Metrolink’s PTC program is a significant undertaking that requires developing, testing, installing, and integrating an array of advanced systems and components. Aspects of the program include: the deployment on a back-office server (BOS) system and new PTC-compatible computer-aided dispatch (CAD) system, installation of on-board PTC equipment on 57 cab cars and 52 locomotives, installing signal communication devices at 168 wayside locations, and implementing a six-county specialized communication network to link the wayside signals, trains and a new 24,000 square foot security-enhanced building to house the command and control equipment and personnel to dispatch the railroad at all times.

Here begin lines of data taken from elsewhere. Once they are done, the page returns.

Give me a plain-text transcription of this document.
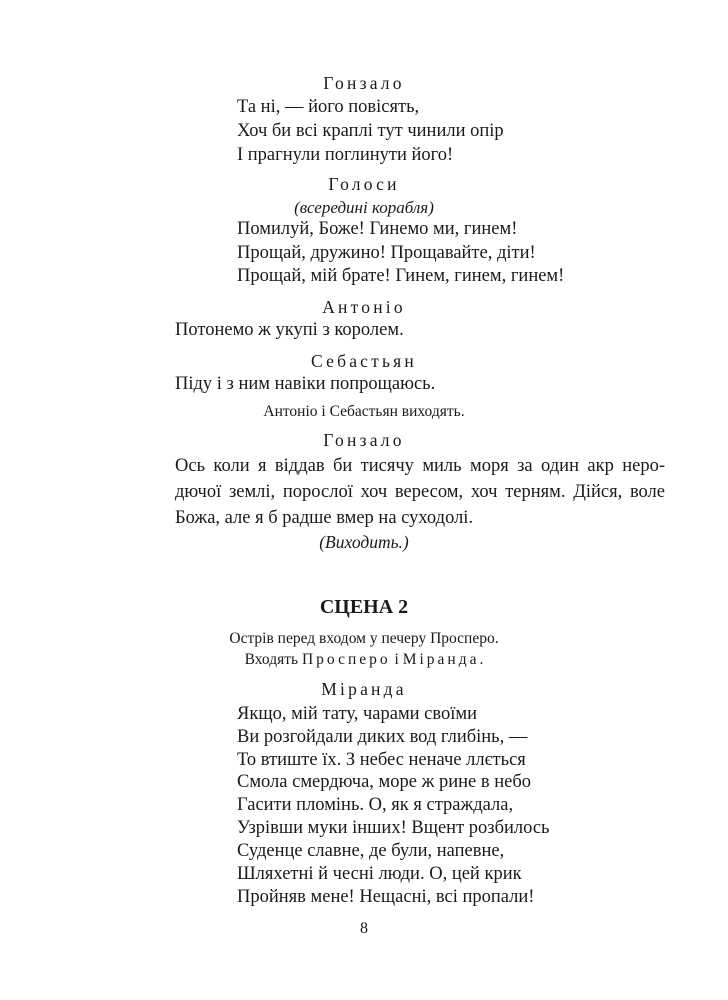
Гонзало
Та ні, — його повісять,
Хоч би всі краплі тут чинили опір
І прагнули поглинути його!
Голоси
(всередині корабля)
Помилуй, Боже! Гинемо ми, гинем!
Прощай, дружино! Прощавайте, діти!
Прощай, мій брате! Гинем, гинем, гинем!
Антоніо
Потонемо ж укупі з королем.
Себастьян
Піду і з ним навіки попрощаюсь.
Антоніо і Себастьян виходять.
Гонзало
Ось коли я віддав би тисячу миль моря за один акр неро-
дючої землі, порослої хоч вересом, хоч терням. Дійся, воле
Божа, але я б радше вмер на суходолі.
(Виходить.)
СЦЕНА 2
Острів перед входом у печеру Просперо.
Входять Просперо і Міранда.
Міранда
Якщо, мій тату, чарами своїми
Ви розгойдали диких вод глибінь, —
То втиште їх. З небес неначе ллється
Смола смердюча, море ж рине в небо
Гасити пломінь. О, як я страждала,
Узрівши муки інших! Вщент розбилось
Суденце славне, де були, напевне,
Шляхетні й чесні люди. О, цей крик
Пройняв мене! Нещасні, всі пропали!
8
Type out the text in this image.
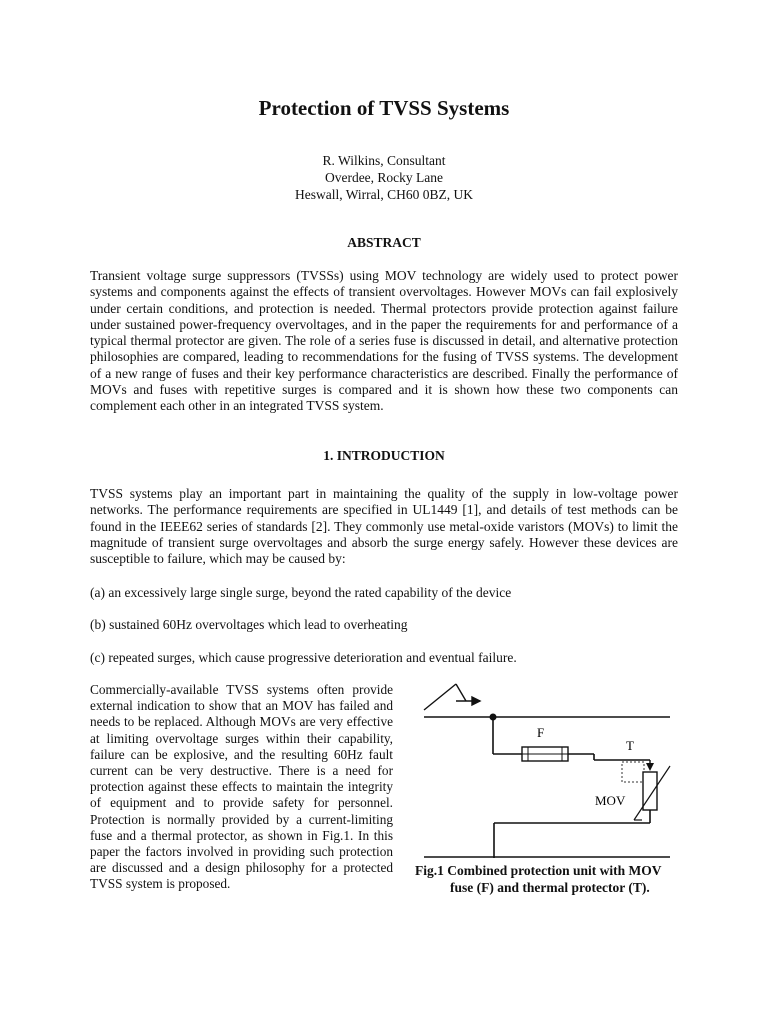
Protection of TVSS Systems
R. Wilkins, Consultant
Overdee, Rocky Lane
Heswall, Wirral, CH60 0BZ, UK
ABSTRACT

Transient voltage surge suppressors (TVSSs) using MOV technology are widely used to protect power systems and components against the effects of transient overvoltages. However MOVs can fail explosively under certain conditions, and protection is needed. Thermal protectors provide protection against failure under sustained power-frequency overvoltages, and in the paper the requirements for and performance of a typical thermal protector are given. The role of a series fuse is discussed in detail, and alternative protection philosophies are compared, leading to recommendations for the fusing of TVSS systems. The development of a new range of fuses and their key performance characteristics are described. Finally the performance of MOVs and fuses with repetitive surges is compared and it is shown how these two components can complement each other in an integrated TVSS system.

1. INTRODUCTION

TVSS systems play an important part in maintaining the quality of the supply in low-voltage power networks. The performance requirements are specified in UL1449 [1], and details of test methods can be found in the IEEE62 series of standards [2]. They commonly use metal-oxide varistors (MOVs) to limit the magnitude of transient surge overvoltages and absorb the surge energy safely. However these devices are susceptible to failure, which may be caused by:

(a) an excessively large single surge, beyond the rated capability of the device

(b) sustained 60Hz overvoltages which lead to overheating

(c) repeated surges, which cause progressive deterioration and eventual failure.

Commercially-available TVSS systems often provide external indication to show that an MOV has failed and needs to be replaced. Although MOVs are very effective at limiting overvoltage surges within their capability, failure can be explosive, and the resulting 60Hz fault current can be very destructive. There is a need for protection against these effects to maintain the integrity of equipment and to provide safety for personnel. Protection is normally provided by a current-limiting fuse and a thermal protector, as shown in Fig.1. In this paper the factors involved in providing such protection are discussed and a design philosophy for a protected TVSS system is proposed.

F
T
MOV
Fig.1 Combined protection unit with MOV
fuse (F) and thermal protector (T).
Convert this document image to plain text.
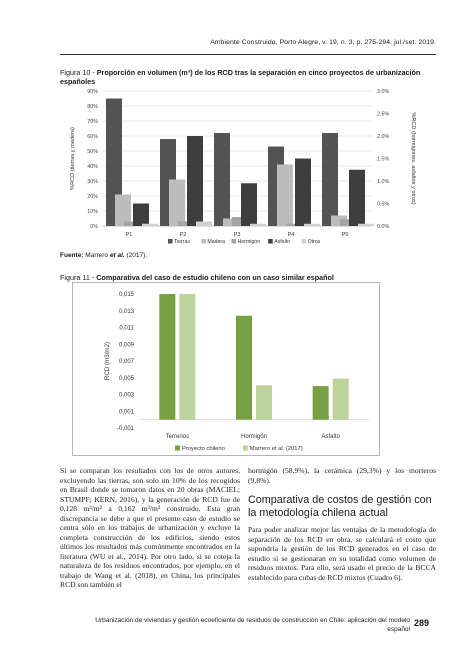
Ambiente Construido, Porto Alegre, v. 19, n. 3, p. 275-294, jul./set. 2019.
Figura 10 - Proporción en volumen (m³) de los RCD tras la separación en cinco proyectos de urbanización españoles
0%
10%
20%
30%
40%
50%
60%
70%
80%
90%
0.0%
0.5%
1.0%
1.5%
2.0%
2.5%
3.0%
P1	P2	P3	P4	P5
Tierras	Madera Hormigón	Asfalto	Otros
%RCD (tierras y madera)	%RCD (hormigones, asfaltos y otros)
Fuente: Marrero et al. (2017).
Figura 11 - Comparativa del caso de estudio chileno con un caso similar español
-0,001
0,001
0,003
0,005
0,007
0,009
0,011
0,013
0,015
Terrenos	Hormigón	Asfalto
Proyecto chileno	Marrero et al. (2017)
RCD (m3/m2)

Si se comparan los resultados con los de otros autores, excluyendo las tierras, son solo un 10% de los recogidos en Brasil donde se tomaron datos en 20 obras (MACIEL; STUMPF; KERN, 2016), y la generación de RCD fue de 0,128 m³/m² a 0,162 m³/m² construido. Esta gran discrepancia se debe a que el presente caso de estudio se centra sólo en los trabajos de urbanización y excluye la completa construcción de los edificios, siendo estos últimos los resultados más comúnmente encontrados en la literatura (WU et al., 2014). Por otro lado, si se coteja la naturaleza de los residuos encontrados, por ejemplo, en el trabajo de Wang et al. (2018), en China, los principales RCD son también el

hormigón (58,9%), la cerámica (29,3%) y los morteros (9,8%).

Comparativa de costos de gestión con la metodología chilena actual

Para poder analizar mejor las ventajas de la metodología de separación de los RCD en obra, se calculará el costo que supondría la gestión de los RCD generados en el caso de estudio si se gestionaran en su totalidad como volumen de residuos mixtos. Para ello, será usado el precio de la BCCA establecido para cubas de RCD mixtos (Cuadro 6).

Urbanización de viviendas y gestión ecoeficiente de residuos de construcción en Chile: aplicación del modelo español
289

The Metrolink Dispatch and Operations Center (DOC) in Pomona is the dispatching hub for Metrolink train service, including other passenger and freight carriers which traverse the Metrolink territory, making it one of the nation’s busiest and most complex rail networks.
For additional details on Metrolink, please visit www.metrolinktrains.com.
ABOUT METROLINK (www.metrolinktrains.com)
Metrolink is Southern California’s regional commuter rail service in its 23rd year of operation. The Southern California Regional Rail Authority (SCRRA), a joint powers authority made up of an 11-member board representing the transportation commissions of Los Angeles, Orange, Riverside, San Bernardino and Ventura counties, governs the service. Metrolink operates over seven routes through a six-county, 512 route-mile network, which includes a portion of northern San Diego County. Metrolink is the third largest commuter rail agency in the United States based on directional route miles and the eighth largest based on annual ridership.